All the usual suspects are back - Duncan, Deborah, etc. but for a brief second I thought the show's budget had been boosted by its minted stars when they announced that there was a new dragon and he was none other than James Caan.

Turned out it wasn't the James Caan, Hollywood actor and star of The Godfather, though, but just plain old James Caan, venture capitalist and owner of an unfeasibly large wad.

Now that was slightly disappointing in itself, but it got worse when I realised that Caan was there to replace Richard Farleigh, the tiny, mushroom-haired, antipodean who you could always rely on to be much nicer, smaller, better dressed and more tanned than the rest of his fellow-rich listers.

So that's the new line-up and boy do they mean business.

And just to prove it, the opening title sequence was an hilarious grainy, fast-cut film with loads of overhead shots of them all marching down a back alley, Reservoir Dogs-style, led by the meanest dragon of all, Deborah Meaden.

The guys were in dark suits, Meaden, to show she was the lady, was shoehorned into a too-tight pale number, which made her look like a refugee from a seaside postcard.

For anyone who hasn't seen DD, hopeful inventors and entrepreneurs enter the den' and try to convince the dragons (all rich, successful business sorts) to give them money to fund their ideas in return for a share in any future success.

First up was a David Beckham lookalike. Well, to be fair, if you bumped into him in Sainsbury's you'd never go: "Look, it's David Beckham, let's see if he smells of gold and old footballs."

No, you'd more likely go: "That guy's trying to look like Becks, bless him."

His vague resemblance to Beckham was a clue to the sort of business proposition he had up his sleeve - but just in case we were too thick to guess, in minced a Will Smithalike (not bad, but could also have been Jamie Foxx or Reggie off Radio 1) and a trick Captain Sparrow/Johnny Depp, who looked good at first, but the longer he lingered, the more he looked like a fairground fortune-teller with an upper-lip-hair problem.

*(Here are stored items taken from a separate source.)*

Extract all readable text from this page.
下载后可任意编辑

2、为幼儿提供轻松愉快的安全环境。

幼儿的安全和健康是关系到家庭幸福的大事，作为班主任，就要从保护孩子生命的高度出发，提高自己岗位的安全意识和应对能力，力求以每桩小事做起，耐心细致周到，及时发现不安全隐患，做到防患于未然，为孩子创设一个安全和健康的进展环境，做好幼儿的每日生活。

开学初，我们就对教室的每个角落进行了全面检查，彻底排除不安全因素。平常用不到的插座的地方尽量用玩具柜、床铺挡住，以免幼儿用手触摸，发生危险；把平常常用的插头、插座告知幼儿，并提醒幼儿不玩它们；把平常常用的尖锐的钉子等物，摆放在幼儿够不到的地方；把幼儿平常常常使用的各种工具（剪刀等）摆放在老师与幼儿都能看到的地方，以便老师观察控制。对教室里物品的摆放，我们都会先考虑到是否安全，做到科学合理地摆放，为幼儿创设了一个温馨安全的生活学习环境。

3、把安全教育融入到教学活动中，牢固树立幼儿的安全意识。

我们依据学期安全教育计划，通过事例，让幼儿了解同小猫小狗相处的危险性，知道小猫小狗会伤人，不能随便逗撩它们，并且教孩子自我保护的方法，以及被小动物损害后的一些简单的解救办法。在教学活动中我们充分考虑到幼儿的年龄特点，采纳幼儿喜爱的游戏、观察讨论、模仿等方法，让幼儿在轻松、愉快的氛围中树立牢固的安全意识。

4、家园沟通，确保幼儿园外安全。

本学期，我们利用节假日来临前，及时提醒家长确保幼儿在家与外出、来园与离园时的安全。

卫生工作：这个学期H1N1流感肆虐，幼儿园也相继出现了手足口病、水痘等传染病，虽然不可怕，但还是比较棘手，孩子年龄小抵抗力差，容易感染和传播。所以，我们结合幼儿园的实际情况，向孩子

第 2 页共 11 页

Fake Becks couldn't really explain exactly what his business was - partly because he couldn't speak that well (unless that was part of the Beckham disguise) and partly because he didn't really know himself. He waffled about hiring out the likes of Johnny, Will or himsef to attend events or parties and thus give ordinary people a taste of the celebrity lifestyle'.

But the dragon nostrils were already puffing and blowing and after intense grilling, Dave, Will and Johnny left empty-handed. Hopefully they all got on the tube and hordes of people asked for their autographs and Dave said: "See, those dragons don't know nuffin', I knew we was right. Maybe next time I'll take Hanibal the Cannibal and Frank Sinatra..."

Weirdly, one of the wannabe businessmen who followed with a summer festival idea was the double of Simon Pegg (Shaun of the Dead, Hot Fuzz). And, thinking about it, shove a dark wig on Deborah Meaden and she could be his oft-partner, Nick Frost.

Oh, and Dobby the house elf from Harry Potter who presents Dragon's Den, could be that funny-looking journalist, Evan Davis.

And on the subject of using popular culture to get attention - GMTV took its legendary talent for crassness to a whole new low when it named a film about an impoverished, malnourished Tanzanian child called Neema meeting, Fiona Phillips Finding Neema. No I'm not joking.

Couch grouch Phillips was pestering Neema in the name of some charity or other but she didn't do much other than snivel a bit.

What would have helped was if Sharon off Eastenders (AKA Letitia Dean) had donated that huge mound of chiffon she was inexplicably swaddled in for Strictly Come Dancing - now that would have dressed the whole of Neema's village for a year.